Los que hemos nacido en un pueblo y hemos crecido jugando al fútbol en las verdes praderas del norte tenemos los conceptos del formativos grabados a fuego. Los que íbamos a jugar, siendo críos, a esos campos de Dios donde unos paisanos desinteresados nos preparaban el campo, pintaban las rayas de cal, se ocupaban de limpiarnos los uniformes cuando nos llenábamos de barro hasta los ojos y nos enseñaban a sacarle brillo a las botas, aquellos paisanos que tanto nos enseñaron, abrieron a nuestras vidas un concepto irrepetible.

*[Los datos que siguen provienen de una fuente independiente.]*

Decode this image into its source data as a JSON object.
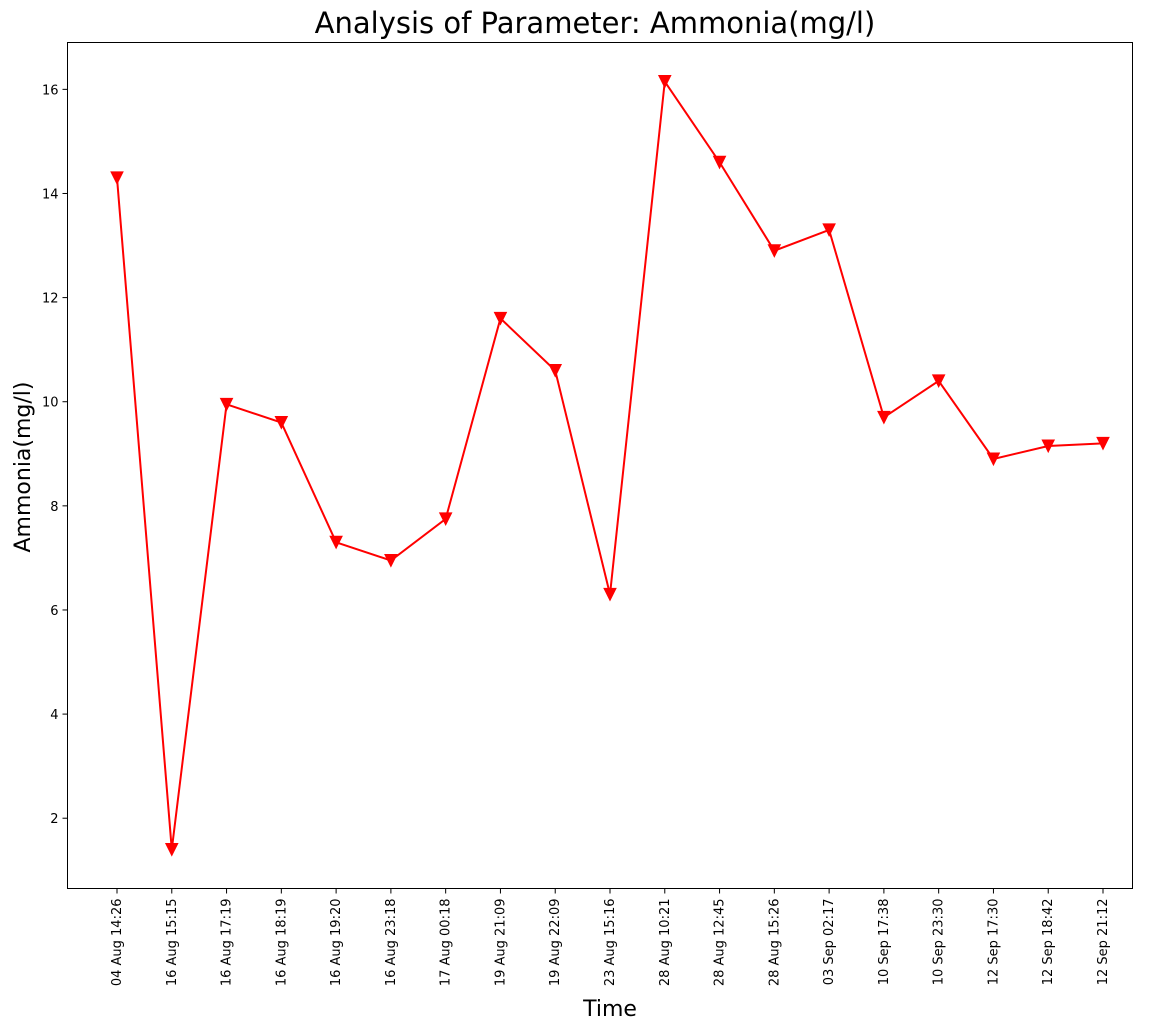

Nos enseñaron el amor por el deporte, por el fútbol, por el trabajo en equipo, por la solidaridad, por el esfuerzo colectivo, por las ganas de aprender más en el colegio y poder ganarnos el premio de ir a entrenar un par de tardes y a jugar los fines de semana. Nuestros padres, y aquellos directivos de aldea, jamás remunerados ni suficientemente agradecidos, nos acercaban a los patatales donde practicábamos fútbol infantil mientras llovía a mares.
En esos campos pobres, los directivos nos quitaron los mocos, secaron nuestras lágrimas y nos hicieron personas. Construyeron sobre el balón una de las mejores labores sociales y educativas con hijos que no eran sus hijos, a cambio de nada.
Cincuenta años después, el CSD ha descubierto que, siendo aficionados que no cobran, deben responder de las pérdidas. Y los que ayudan por cincuenta euros al mes deben darse de alta en la Seguridad Social, porque reciben un sueldo de cincuenta euros para echar gasolina al coche y pagar los bocadillos de los niños. Los que mandan ahora o nunca han sido padres o no se enteran de nada.